By Our Reporter
Uganda Revenue Authority (URA) Commissioner General Doris Akol has admitted that over the top tax (OTT) tax is highly evaded in the country and not performing well as earlier planned.
Akol and other URA tax technocrats were on Tuesday before the Parliament’s Finance Committee chaired by MP Henry Masasizi. URA officials have now proposed a policy shift for the government to tax the internet directly instead of charging over the top tax.
Akol said her agency has failed to collect the revenue targets from OTT.
The Social Media tax requires users to pay a tax of Shs 200 per day to access OTT services. OTT services can be defined as “the transmission or receipt of voice or messages over the internet, including access to virtual private networks”.

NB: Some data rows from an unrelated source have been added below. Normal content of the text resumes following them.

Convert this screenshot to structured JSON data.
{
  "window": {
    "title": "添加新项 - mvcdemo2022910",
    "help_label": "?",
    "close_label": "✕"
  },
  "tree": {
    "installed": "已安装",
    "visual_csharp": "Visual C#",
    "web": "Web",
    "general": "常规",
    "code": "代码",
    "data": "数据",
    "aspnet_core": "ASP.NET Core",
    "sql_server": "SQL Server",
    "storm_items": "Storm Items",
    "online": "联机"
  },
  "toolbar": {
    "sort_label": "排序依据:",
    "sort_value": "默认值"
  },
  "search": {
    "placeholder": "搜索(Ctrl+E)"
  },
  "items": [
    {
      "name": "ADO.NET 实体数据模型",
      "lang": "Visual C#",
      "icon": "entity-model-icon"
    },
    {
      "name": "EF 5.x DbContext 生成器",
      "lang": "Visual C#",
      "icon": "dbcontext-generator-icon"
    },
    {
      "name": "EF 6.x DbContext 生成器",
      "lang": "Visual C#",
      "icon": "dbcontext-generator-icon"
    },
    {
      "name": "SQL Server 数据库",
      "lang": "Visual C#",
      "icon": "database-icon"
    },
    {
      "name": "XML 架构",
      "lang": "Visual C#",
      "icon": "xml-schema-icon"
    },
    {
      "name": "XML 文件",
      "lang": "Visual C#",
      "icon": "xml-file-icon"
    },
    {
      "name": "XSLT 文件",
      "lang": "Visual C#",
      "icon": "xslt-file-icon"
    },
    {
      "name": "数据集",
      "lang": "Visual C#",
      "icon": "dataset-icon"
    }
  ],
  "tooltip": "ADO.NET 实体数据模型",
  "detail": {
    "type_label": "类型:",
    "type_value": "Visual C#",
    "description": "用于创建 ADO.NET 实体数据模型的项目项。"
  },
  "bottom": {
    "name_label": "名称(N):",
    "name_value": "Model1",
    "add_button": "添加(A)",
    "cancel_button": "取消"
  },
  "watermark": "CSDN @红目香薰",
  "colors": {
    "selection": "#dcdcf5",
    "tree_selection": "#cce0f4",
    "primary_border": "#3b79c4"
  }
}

Government in the financial year 2018/ 2019 introduced the Shs200 daily tax for use of social media platforms such as Facebook, Whatsapp, Twitter and many others, but URA said they registered a shortfall of 83 percent as only 17.4 per cent of internet subscribers were able to pay the tax.
URA commissioner general Doris Akol attributes the shortfall to use of Virtual Private Networks (VPN) and wireless networks in their offices and restaurants.
“The story for OTT is very very different, it was targeted at Shs 284 billion but we only collected Shs 49.5 billion and it performed 17.4 percent against what was targeted. So OTT did not perform well at all. We think it was affected by use of Wi-fi in internet covered areas and as well as the continued use of VPNs to avoid paying the tax.”
Meanwhile, based on recent released data by the Uganda Communications Commission (UCC), OTT tax has had a significant impact on the number of internet users in Uganda resulting in a drop of three million internet users over a 3 month period since it was introduced.
Social Media tax is seen by sections of the Ugandan society as an infringement on their freedom of speech and expression.